Корму субмарины постоянно накрывает волна. Особенно от этого страдали старые маленькие лодки типа «Н». Одна из них пропала в этом походе, и нет ни малейшего сомнения, что она [184] оказалась жертвой непогоды и морской стихии. «Снаппер», пережившая норвежскую кампанию, хотя к тому времени Билл Кинг уже покинул лодку, исчезла в феврале где-то у берегов Ушанта, и никакой видимой причины для этого не было. Считалось, что эта лодка также оказалась во власти моря и погоды. Эти события оставили «Силайон» единственной действующей субмариной из четырех типа «S», входящих во второй дивизион, которые шестнадцать месяцев назад отошли от берегов Мальты.

По сравнению с надводными судами субмарины обладают малой плавучестью. Больше того, общепринятой оказалась практика делать их плавучесть еще ниже — на случай необходимости срочного погружения. Достигалось это просто: всего лишь частично заполнялись водой балластные цистерны. При этом страдала остойчивость лодки, да и вообще она становилась не слишком надежным кораблем. После Железного кольца «Силайон» обрела базу в Портсмуте и оттуда несколько раз выходила в походы к берегам Бреста в ожидании немецких линкоров «Шарнхост» и «Гнейзенау». Чтобы сэкономить время, мы обычно шли по Ла-Маншу без погружения. Небо, как правило, покрывали низкие облака, и всегда существовала опасность налета немецких самолетов. Поэтому срочное погружение представлялось делом весьма проблематичным.

Пытаясь погрузиться во встречную волну, субмарина часто становится неуправляемой; волна подходит ей под носовую часть и пытается вытолкнуть на поверхность. В Ла-Манше преобладали юго-восточные ветры, а это означает, что далеко не всегда удавалось легко и быстро погрузиться, двигаясь вдоль Канала. Чтобы облегчить задачу, [185] я обычно «утяжелялся», то есть частично заполнял главные балластные цистерны водой. Из-за этого однажды едва не потерял «Силайон».

Юго-восточный ветер усилился примерно до четырех баллов, и я подумывал, не заполнить ли мне балластную цистерну. Но небо покрылось низкими облаками, так что самолет мы могли заметить прежде, чем он нас, поэтому я и решил немного подождать. Из предосторожности я стоял на мостике, держа одну ногу на крышке люка боевой рубки. Если бы волна стала захлестывать внутрь, люк можно было быстро захлопнуть — эта практика осталась от старых подводных лодок.

Неожиданно пришла волна, но «Силайон» на нее не поднялась. Она просто уткнулась в волну носом, и, прежде чем сообразили, в чем дело, мы оказались под водой.
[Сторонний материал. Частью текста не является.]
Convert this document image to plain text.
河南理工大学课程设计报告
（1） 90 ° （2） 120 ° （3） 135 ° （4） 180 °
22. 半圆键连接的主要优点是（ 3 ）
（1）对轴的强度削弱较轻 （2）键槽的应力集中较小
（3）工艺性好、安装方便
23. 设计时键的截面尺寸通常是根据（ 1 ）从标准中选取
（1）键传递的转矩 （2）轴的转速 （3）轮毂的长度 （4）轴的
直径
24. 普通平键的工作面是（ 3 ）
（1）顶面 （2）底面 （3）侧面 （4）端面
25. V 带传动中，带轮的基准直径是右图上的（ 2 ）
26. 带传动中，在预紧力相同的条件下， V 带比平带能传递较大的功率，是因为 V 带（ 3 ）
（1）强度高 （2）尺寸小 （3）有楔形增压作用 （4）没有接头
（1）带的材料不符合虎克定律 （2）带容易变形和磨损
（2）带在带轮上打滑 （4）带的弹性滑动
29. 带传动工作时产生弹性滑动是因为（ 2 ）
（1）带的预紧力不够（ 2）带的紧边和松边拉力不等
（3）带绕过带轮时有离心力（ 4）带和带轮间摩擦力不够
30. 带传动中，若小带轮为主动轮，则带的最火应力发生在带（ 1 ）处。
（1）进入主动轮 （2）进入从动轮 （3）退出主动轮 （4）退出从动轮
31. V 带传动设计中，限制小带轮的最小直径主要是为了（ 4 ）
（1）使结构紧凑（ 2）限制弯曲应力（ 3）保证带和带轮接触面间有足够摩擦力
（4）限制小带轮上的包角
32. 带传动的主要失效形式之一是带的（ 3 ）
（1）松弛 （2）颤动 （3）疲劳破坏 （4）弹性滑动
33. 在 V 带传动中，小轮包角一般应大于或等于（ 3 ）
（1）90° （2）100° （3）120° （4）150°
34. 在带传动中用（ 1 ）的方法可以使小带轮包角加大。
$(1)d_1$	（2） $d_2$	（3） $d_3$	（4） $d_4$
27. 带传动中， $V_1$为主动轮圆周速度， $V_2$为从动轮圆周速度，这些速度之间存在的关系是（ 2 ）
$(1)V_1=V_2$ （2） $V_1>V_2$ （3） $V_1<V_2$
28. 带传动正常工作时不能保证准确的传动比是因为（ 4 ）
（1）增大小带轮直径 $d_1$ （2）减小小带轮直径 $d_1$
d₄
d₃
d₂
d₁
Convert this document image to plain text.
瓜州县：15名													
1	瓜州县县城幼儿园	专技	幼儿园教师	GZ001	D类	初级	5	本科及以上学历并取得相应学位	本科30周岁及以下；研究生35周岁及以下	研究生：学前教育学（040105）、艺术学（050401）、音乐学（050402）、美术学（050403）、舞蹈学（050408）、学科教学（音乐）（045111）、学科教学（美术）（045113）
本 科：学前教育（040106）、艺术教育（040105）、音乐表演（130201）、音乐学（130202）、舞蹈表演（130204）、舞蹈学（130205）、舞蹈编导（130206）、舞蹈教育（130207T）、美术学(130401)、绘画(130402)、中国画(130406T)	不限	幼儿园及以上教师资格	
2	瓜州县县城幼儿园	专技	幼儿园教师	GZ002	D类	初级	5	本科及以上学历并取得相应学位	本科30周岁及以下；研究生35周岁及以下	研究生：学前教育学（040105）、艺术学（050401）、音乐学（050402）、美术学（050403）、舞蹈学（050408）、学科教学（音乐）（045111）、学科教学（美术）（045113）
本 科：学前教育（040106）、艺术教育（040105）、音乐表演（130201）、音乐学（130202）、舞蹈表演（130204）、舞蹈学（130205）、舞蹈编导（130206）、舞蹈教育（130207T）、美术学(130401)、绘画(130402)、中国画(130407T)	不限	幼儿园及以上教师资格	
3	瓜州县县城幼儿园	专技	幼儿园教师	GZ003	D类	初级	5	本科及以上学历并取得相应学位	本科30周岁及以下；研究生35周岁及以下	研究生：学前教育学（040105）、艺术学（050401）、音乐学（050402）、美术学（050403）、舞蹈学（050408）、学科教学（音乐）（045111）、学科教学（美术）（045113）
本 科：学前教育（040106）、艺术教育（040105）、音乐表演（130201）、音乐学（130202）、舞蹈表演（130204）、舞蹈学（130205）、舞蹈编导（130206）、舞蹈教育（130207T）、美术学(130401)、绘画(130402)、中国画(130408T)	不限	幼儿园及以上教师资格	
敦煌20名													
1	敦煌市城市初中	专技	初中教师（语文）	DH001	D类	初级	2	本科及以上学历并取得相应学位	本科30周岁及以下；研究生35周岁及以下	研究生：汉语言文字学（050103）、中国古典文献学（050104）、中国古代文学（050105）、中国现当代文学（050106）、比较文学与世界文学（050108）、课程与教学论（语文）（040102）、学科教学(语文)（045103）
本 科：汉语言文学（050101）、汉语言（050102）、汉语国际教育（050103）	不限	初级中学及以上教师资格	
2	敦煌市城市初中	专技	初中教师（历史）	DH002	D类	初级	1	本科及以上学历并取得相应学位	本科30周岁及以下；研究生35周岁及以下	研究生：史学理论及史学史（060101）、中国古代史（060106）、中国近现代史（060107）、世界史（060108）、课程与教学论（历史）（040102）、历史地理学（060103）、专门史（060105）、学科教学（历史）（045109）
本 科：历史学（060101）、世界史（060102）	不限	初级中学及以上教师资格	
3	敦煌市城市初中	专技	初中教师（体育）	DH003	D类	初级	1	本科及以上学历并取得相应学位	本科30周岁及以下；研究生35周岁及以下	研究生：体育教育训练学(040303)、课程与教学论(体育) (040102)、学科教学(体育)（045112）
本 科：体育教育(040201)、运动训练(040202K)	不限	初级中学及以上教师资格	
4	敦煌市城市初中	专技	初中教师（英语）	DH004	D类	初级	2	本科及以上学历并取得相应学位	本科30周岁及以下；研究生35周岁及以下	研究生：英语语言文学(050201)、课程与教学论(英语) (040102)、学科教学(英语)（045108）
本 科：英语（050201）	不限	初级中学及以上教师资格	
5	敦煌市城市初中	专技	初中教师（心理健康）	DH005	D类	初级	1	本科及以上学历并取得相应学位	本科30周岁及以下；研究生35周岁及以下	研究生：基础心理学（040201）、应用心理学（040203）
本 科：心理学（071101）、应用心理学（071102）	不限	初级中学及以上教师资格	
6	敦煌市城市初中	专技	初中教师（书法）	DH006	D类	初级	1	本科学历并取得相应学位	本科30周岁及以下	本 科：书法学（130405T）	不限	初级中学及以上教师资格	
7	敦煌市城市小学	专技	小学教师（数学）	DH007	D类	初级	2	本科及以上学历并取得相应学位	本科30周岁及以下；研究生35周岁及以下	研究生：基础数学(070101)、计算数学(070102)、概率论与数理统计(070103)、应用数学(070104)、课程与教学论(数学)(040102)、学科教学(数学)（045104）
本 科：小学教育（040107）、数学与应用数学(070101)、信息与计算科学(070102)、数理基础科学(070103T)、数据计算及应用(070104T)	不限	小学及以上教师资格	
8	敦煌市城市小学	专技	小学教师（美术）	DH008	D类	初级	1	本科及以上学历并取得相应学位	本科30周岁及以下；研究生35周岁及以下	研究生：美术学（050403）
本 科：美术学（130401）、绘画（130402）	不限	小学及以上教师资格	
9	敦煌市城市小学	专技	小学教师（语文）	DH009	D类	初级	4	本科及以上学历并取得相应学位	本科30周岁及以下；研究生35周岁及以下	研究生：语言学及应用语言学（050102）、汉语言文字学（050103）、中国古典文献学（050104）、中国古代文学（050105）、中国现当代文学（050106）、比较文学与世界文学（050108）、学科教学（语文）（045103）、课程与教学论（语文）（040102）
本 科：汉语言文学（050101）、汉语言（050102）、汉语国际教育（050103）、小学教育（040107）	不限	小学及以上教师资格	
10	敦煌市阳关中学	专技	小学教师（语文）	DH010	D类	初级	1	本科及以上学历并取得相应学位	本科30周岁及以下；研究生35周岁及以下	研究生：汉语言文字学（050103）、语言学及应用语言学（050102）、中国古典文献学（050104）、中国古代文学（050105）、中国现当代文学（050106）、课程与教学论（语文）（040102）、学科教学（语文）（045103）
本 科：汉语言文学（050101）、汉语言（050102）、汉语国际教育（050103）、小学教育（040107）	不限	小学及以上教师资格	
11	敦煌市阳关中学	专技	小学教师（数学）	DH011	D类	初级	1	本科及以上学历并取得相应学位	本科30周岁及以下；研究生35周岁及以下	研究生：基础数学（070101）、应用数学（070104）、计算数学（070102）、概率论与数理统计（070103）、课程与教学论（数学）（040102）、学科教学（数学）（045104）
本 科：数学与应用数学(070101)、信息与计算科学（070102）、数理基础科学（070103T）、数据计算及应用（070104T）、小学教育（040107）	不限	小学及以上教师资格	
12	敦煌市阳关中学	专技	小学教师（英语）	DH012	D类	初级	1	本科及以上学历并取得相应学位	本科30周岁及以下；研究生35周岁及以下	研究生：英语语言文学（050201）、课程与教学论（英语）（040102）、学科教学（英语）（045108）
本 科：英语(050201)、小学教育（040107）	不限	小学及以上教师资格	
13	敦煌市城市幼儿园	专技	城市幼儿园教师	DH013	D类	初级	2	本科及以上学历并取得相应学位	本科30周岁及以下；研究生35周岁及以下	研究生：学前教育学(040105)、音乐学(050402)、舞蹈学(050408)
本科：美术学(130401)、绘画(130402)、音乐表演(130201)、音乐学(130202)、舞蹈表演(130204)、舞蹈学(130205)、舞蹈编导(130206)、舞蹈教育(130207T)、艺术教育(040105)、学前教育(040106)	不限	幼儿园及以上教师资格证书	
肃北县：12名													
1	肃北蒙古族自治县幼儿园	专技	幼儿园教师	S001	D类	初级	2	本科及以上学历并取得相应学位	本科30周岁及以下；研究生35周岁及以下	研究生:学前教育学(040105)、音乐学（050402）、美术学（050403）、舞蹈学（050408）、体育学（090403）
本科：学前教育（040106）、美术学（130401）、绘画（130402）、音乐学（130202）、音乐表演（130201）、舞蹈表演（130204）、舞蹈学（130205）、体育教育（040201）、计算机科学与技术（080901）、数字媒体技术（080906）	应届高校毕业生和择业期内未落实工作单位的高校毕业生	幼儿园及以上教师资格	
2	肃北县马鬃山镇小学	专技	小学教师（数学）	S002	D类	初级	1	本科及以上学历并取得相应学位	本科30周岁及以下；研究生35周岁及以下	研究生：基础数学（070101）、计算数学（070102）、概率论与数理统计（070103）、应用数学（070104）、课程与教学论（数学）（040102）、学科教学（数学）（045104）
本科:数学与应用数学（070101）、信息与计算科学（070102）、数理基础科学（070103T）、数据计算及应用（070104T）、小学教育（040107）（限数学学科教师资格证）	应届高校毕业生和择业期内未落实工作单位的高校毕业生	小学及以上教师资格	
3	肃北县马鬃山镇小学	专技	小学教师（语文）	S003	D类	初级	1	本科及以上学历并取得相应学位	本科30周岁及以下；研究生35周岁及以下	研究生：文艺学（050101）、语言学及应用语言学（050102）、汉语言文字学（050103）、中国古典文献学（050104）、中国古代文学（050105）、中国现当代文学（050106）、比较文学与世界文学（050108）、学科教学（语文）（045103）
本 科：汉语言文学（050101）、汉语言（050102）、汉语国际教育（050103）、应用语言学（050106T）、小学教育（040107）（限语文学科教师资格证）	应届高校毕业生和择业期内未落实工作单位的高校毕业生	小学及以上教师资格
Ногой я с силой толкнул люк, закрыв его, а сам ухватился рукой за стойку перископа. Вахтенные сделали то же самое. Однако Васко оказался застигнутым врасплох (на самом деле нашего штурмана, лейтенанта, звали Страуд, но на субмарине его величали в честь Васко де Гама, великого португальского мореплавателя). Его тотчас смыло за правый борт и отнесло к корме, но, к счастью, он успел ухватиться за свободный трос за стойкой перископа. Когда мы вынырнули после нашего незапланированного купания, Васко достаточно рискованно восседал на радиоизоляторе в самой дальней точке мостика. Этот случай научил меня больше не утяжелять лодку. Слишком большим оказался риск.

Моряк всегда должен ставить опасности морской стихии выше опасностей, исходящих от врага. Если бы мне вдруг не удалось тогда закрыть люк, «Силайон» больше никогда уже не всплыла. [186]

Патрулирование у берегов Бреста оказалось очень скучным делом, поскольку приходилось болтаться, ожидая выхода германских миноносцев, которые так и не появлялись. Цель могла также появиться или в виде немецкой субмарины, или же в виде какого-нибудь смельчака, прорвавшего блокаду. Сейчас я понимаю, что в каком-то смысле это оказалось для меня удачным стечением обстоятельств, хотя тогда я этого и не осознавал: норвежское лето 1940 года сбило с меня спесь, и вынужденная, изнуряющая скука оказалась прекрасным средством для укрепления нервов.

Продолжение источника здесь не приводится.